Considering the different types of life-saving procedures and abnormal vital functions we did observe differences in the prevalence of single criteria as well as their mortality risk within the lower injury severity groups. It was suggested that the requirement of packed red cell transfusions as well as surgery and radiological interventions are among the most indicative variables of major trauma [40]. The mortality of these conditions in our ISS < 16 group was 15.1% (emergency operation/intervention) and 9.4% (transfusion).
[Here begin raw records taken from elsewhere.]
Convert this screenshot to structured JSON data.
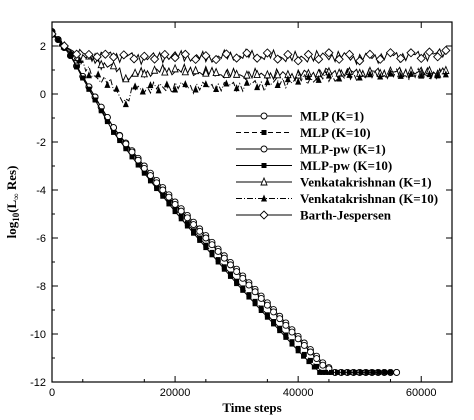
{
  "chart_data": {
    "type": "line",
    "xlabel": "Time steps",
    "ylabel_main": "log",
    "ylabel_sub": "10",
    "ylabel_rest": "(L",
    "ylabel_sub2": "∞",
    "ylabel_end": " Res)",
    "xlim": [
      0,
      65000
    ],
    "ylim": [
      -12,
      3
    ],
    "x_ticks": [
      0,
      20000,
      40000,
      60000
    ],
    "x_tick_labels": [
      "0",
      "20000",
      "40000",
      "60000"
    ],
    "y_ticks": [
      2,
      0,
      -2,
      -4,
      -6,
      -8,
      -10,
      -12
    ],
    "y_tick_labels": [
      "2",
      "0",
      "-2",
      "-4",
      "-6",
      "-8",
      "-10",
      "-12"
    ],
    "legend_position": "right",
    "series": [
      {
        "name": "MLP (K=1)",
        "marker": "circle-open",
        "dash": "solid",
        "points": [
          [
            0,
            2.6
          ],
          [
            3000,
            1.6
          ],
          [
            6000,
            0.3
          ],
          [
            10000,
            -1.4
          ],
          [
            15000,
            -3.0
          ],
          [
            20000,
            -4.5
          ],
          [
            25000,
            -5.9
          ],
          [
            30000,
            -7.3
          ],
          [
            35000,
            -8.7
          ],
          [
            40000,
            -10.1
          ],
          [
            44000,
            -11.2
          ],
          [
            46000,
            -11.6
          ],
          [
            56000,
            -11.6
          ]
        ]
      },
      {
        "name": "MLP (K=10)",
        "marker": "square-filled",
        "dash": "dashed",
        "points": [
          [
            0,
            2.6
          ],
          [
            3000,
            1.6
          ],
          [
            6000,
            0.2
          ],
          [
            10000,
            -1.5
          ],
          [
            15000,
            -3.2
          ],
          [
            20000,
            -4.8
          ],
          [
            25000,
            -6.3
          ],
          [
            30000,
            -7.8
          ],
          [
            35000,
            -9.2
          ],
          [
            40000,
            -10.6
          ],
          [
            44000,
            -11.6
          ],
          [
            55000,
            -11.6
          ]
        ]
      },
      {
        "name": "MLP-pw (K=1)",
        "marker": "circle-open",
        "dash": "solid",
        "points": [
          [
            0,
            2.6
          ],
          [
            3000,
            1.6
          ],
          [
            6000,
            0.3
          ],
          [
            10000,
            -1.4
          ],
          [
            15000,
            -3.1
          ],
          [
            20000,
            -4.6
          ],
          [
            25000,
            -6.0
          ],
          [
            30000,
            -7.4
          ],
          [
            35000,
            -8.8
          ],
          [
            40000,
            -10.2
          ],
          [
            44000,
            -11.3
          ],
          [
            46000,
            -11.6
          ],
          [
            56000,
            -11.6
          ]
        ]
      },
      {
        "name": "MLP-pw (K=10)",
        "marker": "square-filled",
        "dash": "solid",
        "points": [
          [
            0,
            2.6
          ],
          [
            3000,
            1.6
          ],
          [
            6000,
            0.2
          ],
          [
            10000,
            -1.6
          ],
          [
            15000,
            -3.3
          ],
          [
            20000,
            -4.9
          ],
          [
            25000,
            -6.4
          ],
          [
            30000,
            -7.9
          ],
          [
            35000,
            -9.3
          ],
          [
            40000,
            -10.7
          ],
          [
            43500,
            -11.6
          ],
          [
            55000,
            -11.6
          ]
        ]
      },
      {
        "name": "Venkatakrishnan (K=1)",
        "marker": "triangle-open",
        "dash": "solid",
        "points": [
          [
            0,
            2.5
          ],
          [
            2000,
            2.0
          ],
          [
            4000,
            1.6
          ],
          [
            6000,
            1.5
          ],
          [
            8000,
            1.3
          ],
          [
            10000,
            1.1
          ],
          [
            12000,
            0.7
          ],
          [
            15000,
            0.9
          ],
          [
            20000,
            1.0
          ],
          [
            25000,
            0.9
          ],
          [
            30000,
            0.8
          ],
          [
            35000,
            0.8
          ],
          [
            40000,
            0.8
          ],
          [
            45000,
            0.9
          ],
          [
            50000,
            0.9
          ],
          [
            55000,
            0.9
          ],
          [
            60000,
            0.9
          ],
          [
            64000,
            0.9
          ]
        ]
      },
      {
        "name": "Venkatakrishnan (K=10)",
        "marker": "triangle-filled",
        "dash": "dashdot",
        "points": [
          [
            0,
            2.5
          ],
          [
            3000,
            1.7
          ],
          [
            6000,
            0.9
          ],
          [
            9000,
            0.5
          ],
          [
            12000,
            -0.3
          ],
          [
            13500,
            0.2
          ],
          [
            16000,
            0.25
          ],
          [
            20000,
            0.3
          ],
          [
            25000,
            0.3
          ],
          [
            30000,
            0.35
          ],
          [
            35000,
            0.4
          ],
          [
            40000,
            0.6
          ],
          [
            45000,
            0.7
          ],
          [
            50000,
            0.75
          ],
          [
            55000,
            0.8
          ],
          [
            60000,
            0.8
          ],
          [
            64000,
            0.8
          ]
        ]
      },
      {
        "name": "Barth-Jespersen",
        "marker": "diamond-open",
        "dash": "solid",
        "points": [
          [
            0,
            2.5
          ],
          [
            2000,
            2.0
          ],
          [
            4000,
            1.7
          ],
          [
            6000,
            1.6
          ],
          [
            10000,
            1.6
          ],
          [
            15000,
            1.5
          ],
          [
            20000,
            1.6
          ],
          [
            25000,
            1.5
          ],
          [
            30000,
            1.6
          ],
          [
            35000,
            1.6
          ],
          [
            40000,
            1.5
          ],
          [
            45000,
            1.6
          ],
          [
            50000,
            1.5
          ],
          [
            55000,
            1.6
          ],
          [
            60000,
            1.6
          ],
          [
            64000,
            1.7
          ]
        ]
      }
    ]
  }
}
In pediatric trauma patients a considerable variation in the odds ratio for emergency room interventions has been described depending on the type of prehospital intervention or the type of abnormal vital function [41]. Despite the potential relative superiority of one criterion over the other we cannot decide which life-saving procedure or abnormal vital function does contribute more to identify trauma team requirement, because more than one criterion may be present in a single patient. Furthermore, not every single life-saving intervention may be really lifesaving in a particular patient. A chest tube may also be inserted for an isolated or not life-threatening pneumothorax and we cannot rule out that such subjects would be wrongly allocated to trauma team requirement. However, the mortality in patients with ISS < 16 requiring a chest tube was still 3.8% and chest tube insertion has been suggested by many authors as defining trauma team requirement [32, 41, 43]. To further optimize which life-saving procedures will or will not require trauma team activation the differential weight of criteria should be evaluated in further studies.

We did include only patients treated by a trauma team. It could be suspected that some severely injured patients could have bypassed trauma team activation by missed field triage criteria or hospital admission triage criteria. We cannot definitely rule out such missed patients, but their number is thought to be very low, since field triage criteria are applied very strictly by the prehospital personnel in Germany and triage systems are used at hospital admission for all patients not having a trauma team activation by advance notification from the prehospital emergency services.

From our data we cannot conclude whether for the post hoc definition of trauma team requirement, ISS should be completely replaced by the presence of vital functions or the requirement for urgent interventions as suggested by some [32, 43] or should be used in combination with these or other indicators like ICU admission and death [17,18,19,20,21,22,23,24,25,26,27,28,29,30,31]. Our data do show, however, that ISS alone is not appropriate to define trauma team requirement post hoc.

Conclusions

Defining the true requirement of trauma team activation post hoc by using ISS ≥ 16 alone does miss a considerable number of subjects who require life-saving interventions or present with abnormal vital functions. Therefore, life-saving interventions and abnormal vital functions should be included in the definitions for trauma team requirement. Further studies have to evaluate, which life-saving procedures and abnormal vital functions are most relevant.